Wenn man mit den Instanzgerichten der Auffassung ist, dass ein Aufenthaltswechsel dem Betroffenen schweren Schaden zufügt, dann kann man einen Aufenthaltswechsel durch die Betreuerin nur verhindern, indem man sie zumindest für den Bereich der Aufenthaltsbestimmung gemäß § 1908b Abs. 1 Satz 1 BGB entlässt, sofern die Voraussetzungen dafür vorliegen. Dann ist zwingend für diesen Bereich, wenn wie hier insoweit der Betreuungsbedarf fortbesteht, gemäß § 1908c BGB ein neuer Betreuer zu bestellen. Die (teilweise) Entlassung des bisherigen Betreuers und die Bestellung eines neuen Betreuers kann nicht dadurch umgangen werden, dass dem Betreuer die eigenverantwortliche Ausübung des Aufenthaltsbestimmungsrechts untersagt und seine diesbezüglichen Maßnahmen der Entscheidung des Gerichts unterstellt werden.

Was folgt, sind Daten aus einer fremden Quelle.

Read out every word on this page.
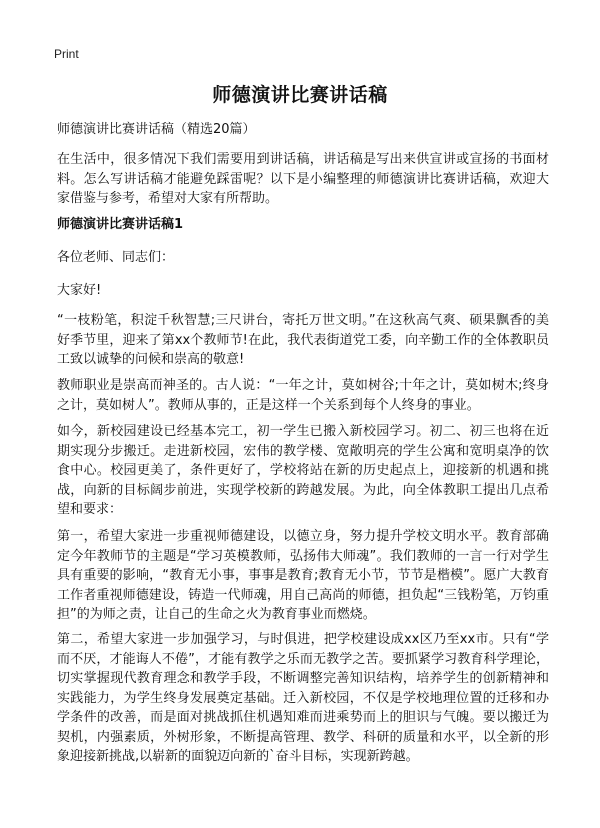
Print
师德演讲比赛讲话稿

师德演讲比赛讲话稿（精选20篇）

在生活中，很多情况下我们需要用到讲话稿，讲话稿是写出来供宣讲或宣扬的书面材料。怎么写讲话稿才能避免踩雷呢？以下是小编整理的师德演讲比赛讲话稿，欢迎大家借鉴与参考，希望对大家有所帮助。

师德演讲比赛讲话稿1

各位老师、同志们：

大家好!

“一枝粉笔，积淀千秋智慧;三尺讲台，寄托万世文明。”在这秋高气爽、硕果飘香的美好季节里，迎来了第xx个教师节!在此，我代表街道党工委，向辛勤工作的全体教职员工致以诚挚的问候和崇高的敬意!

教师职业是崇高而神圣的。古人说：“一年之计，莫如树谷;十年之计，莫如树木;终身之计，莫如树人”。教师从事的，正是这样一个关系到每个人终身的事业。

如今，新校园建设已经基本完工，初一学生已搬入新校园学习。初二、初三也将在近期实现分步搬迁。走进新校园，宏伟的教学楼、宽敞明亮的学生公寓和宽明桌净的饮食中心。校园更美了，条件更好了，学校将站在新的历史起点上，迎接新的机遇和挑战，向新的目标阔步前进，实现学校新的跨越发展。为此，向全体教职工提出几点希望和要求：

第一，希望大家进一步重视师德建设，以德立身，努力提升学校文明水平。教育部确定今年教师节的主题是“学习英模教师，弘扬伟大师魂”。我们教师的一言一行对学生具有重要的影响，“教育无小事，事事是教育;教育无小节，节节是楷模”。愿广大教育工作者重视师德建设，铸造一代师魂，用自己高尚的师德，担负起“三钱粉笔，万钧重担”的为师之责，让自己的生命之火为教育事业而燃烧。

第二，希望大家进一步加强学习，与时俱进，把学校建设成xx区乃至xx市。只有“学而不厌，才能诲人不倦”，才能有教学之乐而无教学之苦。要抓紧学习教育科学理论，切实掌握现代教育理念和教学手段，不断调整完善知识结构，培养学生的创新精神和实践能力，为学生终身发展奠定基础。迁入新校园，不仅是学校地理位置的迁移和办学条件的改善，而是面对挑战抓住机遇知难而进乘势而上的胆识与气魄。要以搬迁为契机，内强素质，外树形象，不断提高管理、教学、科研的质量和水平，以全新的形象迎接新挑战,以崭新的面貌迈向新的`奋斗目标，实现新跨越。
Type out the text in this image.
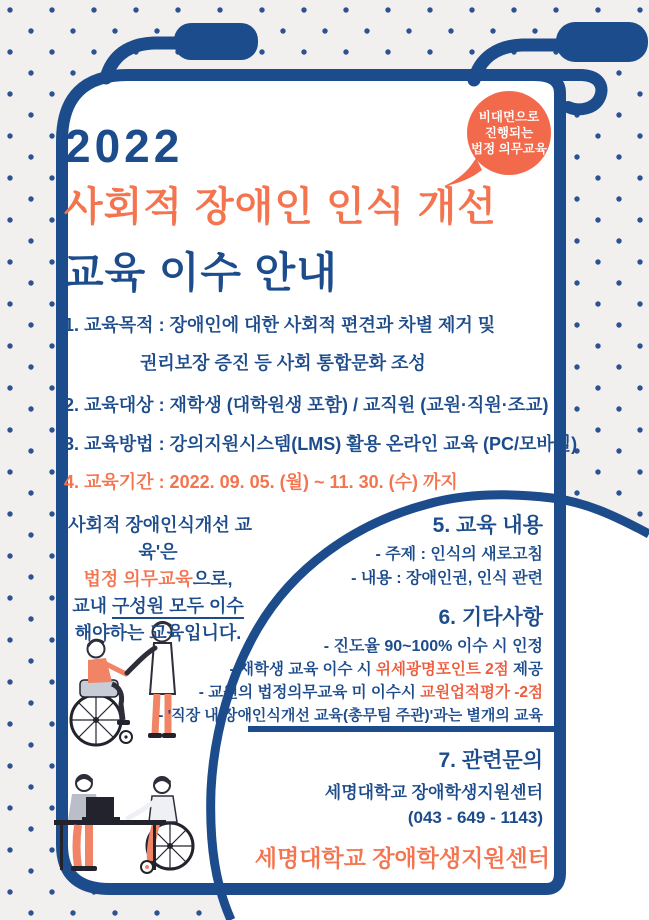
비대면으로
진행되는
법정 의무교육
2022
사회적 장애인 인식 개선
교육 이수 안내
1. 교육목적 : 장애인에 대한 사회적 편견과 차별 제거 및
권리보장 증진 등 사회 통합문화 조성
2. 교육대상 : 재학생 (대학원생 포함) / 교직원 (교원·직원·조교)
3. 교육방법 : 강의지원시스템(LMS) 활용 온라인 교육 (PC/모바일)
4. 교육기간 : 2022. 09. 05. (월) ~ 11. 30. (수) 까지
'사회적 장애인식개선 교육'은
법정 의무교육으로,
교내 구성원 모두 이수
해야하는 교육입니다.
5. 교육 내용
- 주제 : 인식의 새로고침
- 내용 : 장애인권, 인식 관련
6. 기타사항
- 진도율 90~100% 이수 시 인정
- 재학생 교육 이수 시 위세광명포인트 2점 제공
- 교원의 법정의무교육 미 이수시 교원업적평가 -2점
- '직장 내 장애인식개선 교육(총무팀 주관)'과는 별개의 교육
7. 관련문의
세명대학교 장애학생지원센터
(043 - 649 - 1143)
세명대학교 장애학생지원센터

d) Da die Entscheidung über die Verlängerung der Betreuung überfällig ist, wird das Amtsgericht in diesem Rahmen zu überprüfen haben, ob die jetzige Betreuerin ganz oder teilweise ungeeignet ist, die Betreuung zum Wohle des Betroffenen zu führen.
Die Begründung der Nichtabhilfeentscheidung vom 30.3.2009 gibt Anlass zu dem Hinweis, dass aus der Einlegung eines Rechtsmittels gegen eine gerichtliche Entscheidung keine Schlüsse zum Nachteil der Beschwerdeführerin gezogen werden können.
III. Die Festsetzung des Geschäftswertes beruht auf § 131 Abs. 2, § 30 Abs. 2 und Abs. 3 KostO.